Ruhestand und Leidenschaft, Enkel und Träume, Falten und Sex. Viele ältere Frauen haben romantische Erlebnisse, sprechen offen über ihre erotischen Entdeckungen, haben andersgeartete Beziehungen mit Männern als früher, Beziehungen, in denen Sex manchmal die Hauptrolle spielt. Sie machen einen Bogen um neue Ehen und schrecken sogar vor einem bloßen Zusammenleben zurück; sie haben gelernt, dass Monogamie keine Pflicht ist. Sie können besser zwischen ihren realen Möglichkeiten und ihren Illusionen unterscheiden. Vor allem aber scheinen sie sich vom Blick des anderen befreit zu haben.

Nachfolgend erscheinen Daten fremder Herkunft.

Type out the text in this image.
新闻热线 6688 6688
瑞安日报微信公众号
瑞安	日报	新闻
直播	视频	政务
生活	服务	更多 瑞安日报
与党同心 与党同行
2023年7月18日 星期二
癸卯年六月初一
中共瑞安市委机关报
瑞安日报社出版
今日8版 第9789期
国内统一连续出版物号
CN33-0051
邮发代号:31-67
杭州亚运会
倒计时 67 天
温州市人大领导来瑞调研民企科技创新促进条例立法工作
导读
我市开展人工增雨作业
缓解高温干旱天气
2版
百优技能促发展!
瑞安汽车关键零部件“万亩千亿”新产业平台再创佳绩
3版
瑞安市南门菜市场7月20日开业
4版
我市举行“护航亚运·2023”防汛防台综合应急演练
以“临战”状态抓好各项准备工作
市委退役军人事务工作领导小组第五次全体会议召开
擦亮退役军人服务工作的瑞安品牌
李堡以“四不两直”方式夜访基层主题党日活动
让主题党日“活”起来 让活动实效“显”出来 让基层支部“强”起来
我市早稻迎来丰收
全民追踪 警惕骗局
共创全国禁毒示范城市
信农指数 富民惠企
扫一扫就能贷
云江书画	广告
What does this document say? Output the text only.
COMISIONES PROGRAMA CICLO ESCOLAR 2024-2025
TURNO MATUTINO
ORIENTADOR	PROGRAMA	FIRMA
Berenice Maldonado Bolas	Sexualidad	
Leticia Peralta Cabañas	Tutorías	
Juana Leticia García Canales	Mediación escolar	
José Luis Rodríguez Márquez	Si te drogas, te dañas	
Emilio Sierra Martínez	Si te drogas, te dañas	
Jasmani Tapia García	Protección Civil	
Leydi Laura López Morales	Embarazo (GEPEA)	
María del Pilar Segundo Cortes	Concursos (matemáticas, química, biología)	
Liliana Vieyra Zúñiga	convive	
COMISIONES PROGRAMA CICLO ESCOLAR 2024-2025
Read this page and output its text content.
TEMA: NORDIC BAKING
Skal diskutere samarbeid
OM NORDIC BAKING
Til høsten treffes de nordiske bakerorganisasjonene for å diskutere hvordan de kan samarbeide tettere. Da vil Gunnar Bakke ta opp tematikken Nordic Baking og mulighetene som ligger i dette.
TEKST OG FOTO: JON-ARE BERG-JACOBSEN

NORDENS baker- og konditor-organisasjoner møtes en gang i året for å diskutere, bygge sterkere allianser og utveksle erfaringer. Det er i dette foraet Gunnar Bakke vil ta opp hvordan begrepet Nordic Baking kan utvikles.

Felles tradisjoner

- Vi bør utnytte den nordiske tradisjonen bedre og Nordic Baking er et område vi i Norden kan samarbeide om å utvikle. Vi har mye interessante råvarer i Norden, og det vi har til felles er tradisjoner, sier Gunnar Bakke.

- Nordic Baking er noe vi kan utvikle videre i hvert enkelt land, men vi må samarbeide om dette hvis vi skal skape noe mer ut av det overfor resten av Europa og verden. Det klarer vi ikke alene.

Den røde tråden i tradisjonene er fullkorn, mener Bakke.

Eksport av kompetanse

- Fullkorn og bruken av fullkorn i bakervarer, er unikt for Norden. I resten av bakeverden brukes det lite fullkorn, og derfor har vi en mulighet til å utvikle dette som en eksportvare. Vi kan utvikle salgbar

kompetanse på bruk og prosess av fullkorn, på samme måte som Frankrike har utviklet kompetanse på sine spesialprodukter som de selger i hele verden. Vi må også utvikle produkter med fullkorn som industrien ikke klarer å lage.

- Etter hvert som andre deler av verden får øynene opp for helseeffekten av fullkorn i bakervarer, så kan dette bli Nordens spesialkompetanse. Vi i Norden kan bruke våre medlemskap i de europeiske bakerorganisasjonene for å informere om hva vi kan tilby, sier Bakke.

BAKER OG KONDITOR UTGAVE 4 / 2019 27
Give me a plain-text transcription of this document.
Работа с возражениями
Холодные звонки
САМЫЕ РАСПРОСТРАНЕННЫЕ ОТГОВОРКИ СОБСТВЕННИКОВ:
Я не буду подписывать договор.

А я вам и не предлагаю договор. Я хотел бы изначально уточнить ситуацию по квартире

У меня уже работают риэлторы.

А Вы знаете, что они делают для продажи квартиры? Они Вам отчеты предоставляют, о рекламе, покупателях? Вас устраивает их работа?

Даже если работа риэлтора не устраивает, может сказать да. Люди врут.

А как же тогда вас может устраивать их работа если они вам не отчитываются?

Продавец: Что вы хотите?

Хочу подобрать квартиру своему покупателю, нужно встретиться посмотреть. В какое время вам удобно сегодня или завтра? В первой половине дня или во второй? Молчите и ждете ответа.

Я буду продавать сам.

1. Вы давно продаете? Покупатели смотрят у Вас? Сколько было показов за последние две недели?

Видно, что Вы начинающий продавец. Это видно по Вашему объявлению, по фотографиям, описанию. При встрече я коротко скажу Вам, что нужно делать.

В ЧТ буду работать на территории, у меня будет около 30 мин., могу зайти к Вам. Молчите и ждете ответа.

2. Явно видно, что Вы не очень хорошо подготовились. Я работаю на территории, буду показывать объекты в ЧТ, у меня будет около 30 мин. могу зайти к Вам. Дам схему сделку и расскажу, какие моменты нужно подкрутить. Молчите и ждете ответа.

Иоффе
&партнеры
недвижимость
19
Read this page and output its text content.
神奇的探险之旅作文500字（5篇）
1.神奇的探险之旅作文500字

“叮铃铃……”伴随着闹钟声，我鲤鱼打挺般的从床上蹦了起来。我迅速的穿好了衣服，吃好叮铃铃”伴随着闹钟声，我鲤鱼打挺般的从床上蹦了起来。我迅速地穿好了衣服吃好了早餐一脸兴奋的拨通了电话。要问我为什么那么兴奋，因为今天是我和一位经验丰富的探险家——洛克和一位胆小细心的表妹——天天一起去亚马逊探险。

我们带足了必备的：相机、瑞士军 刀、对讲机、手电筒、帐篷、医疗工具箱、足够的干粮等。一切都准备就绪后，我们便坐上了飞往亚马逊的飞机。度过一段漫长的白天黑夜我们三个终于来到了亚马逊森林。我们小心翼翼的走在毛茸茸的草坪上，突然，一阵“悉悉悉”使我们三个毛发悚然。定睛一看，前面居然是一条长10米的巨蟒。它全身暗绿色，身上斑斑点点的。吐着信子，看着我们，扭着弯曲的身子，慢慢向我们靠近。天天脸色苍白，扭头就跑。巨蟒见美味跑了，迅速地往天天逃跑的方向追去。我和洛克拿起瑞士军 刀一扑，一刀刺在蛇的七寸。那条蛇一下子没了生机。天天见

Sie sind die Ersten, die darüber staunen. Sicher, Schmetterlinge im Bauch hat es immer und in jedem Lebensalter gegeben. Seit undenklichen Zeiten jedoch haben Tabus, Vorurteile, Hemmungen und die Gesellschaft selbst dafür gesorgt, dass Liebschaften und sexuelle Beziehungen im höheren Alter schon im Keim erstickt wurden. Man muss mindestens bis ins 17. und 18. Jahrhundert zurückgehen, um positive Beispiele zu finden. Eine Ninon de Lanclos hatte zeitlebens jüngere Liebhaber. Ebenso Madame de Warens, deren bekanntester Liebhaber der damals noch blutjunge Jean-Jacques Rousseau war. Doch Persönlichkeiten wie sie traf man in den nachfolgenden Jahrhunderten immer seltener an. Schuld daran waren zum einen das kleinbürgerliche Denken des 19. Jahrhunderts und zum anderen die Haltung der Kirche, die Sex einzig mit Fortpflanzung in Verbindung brachte und deshalb die sexuelle Aktivität von Frauen im reifen Alter als Perversion verurteilte. Auf dem Konzil von Trient hatte die katholische Kirche das Mindestalter der Pfarrhaushälterinnen – also der einzigen Frauen, die mit einem Priester unter einem Dach wohnen durften – auf vierzig Jahre festgelegt, ein Alter, in dem damals die Menopause einsetzte. Jenseits davon war jede Gefahr gebannt, sexuelle Verwirrungen waren undenkbar.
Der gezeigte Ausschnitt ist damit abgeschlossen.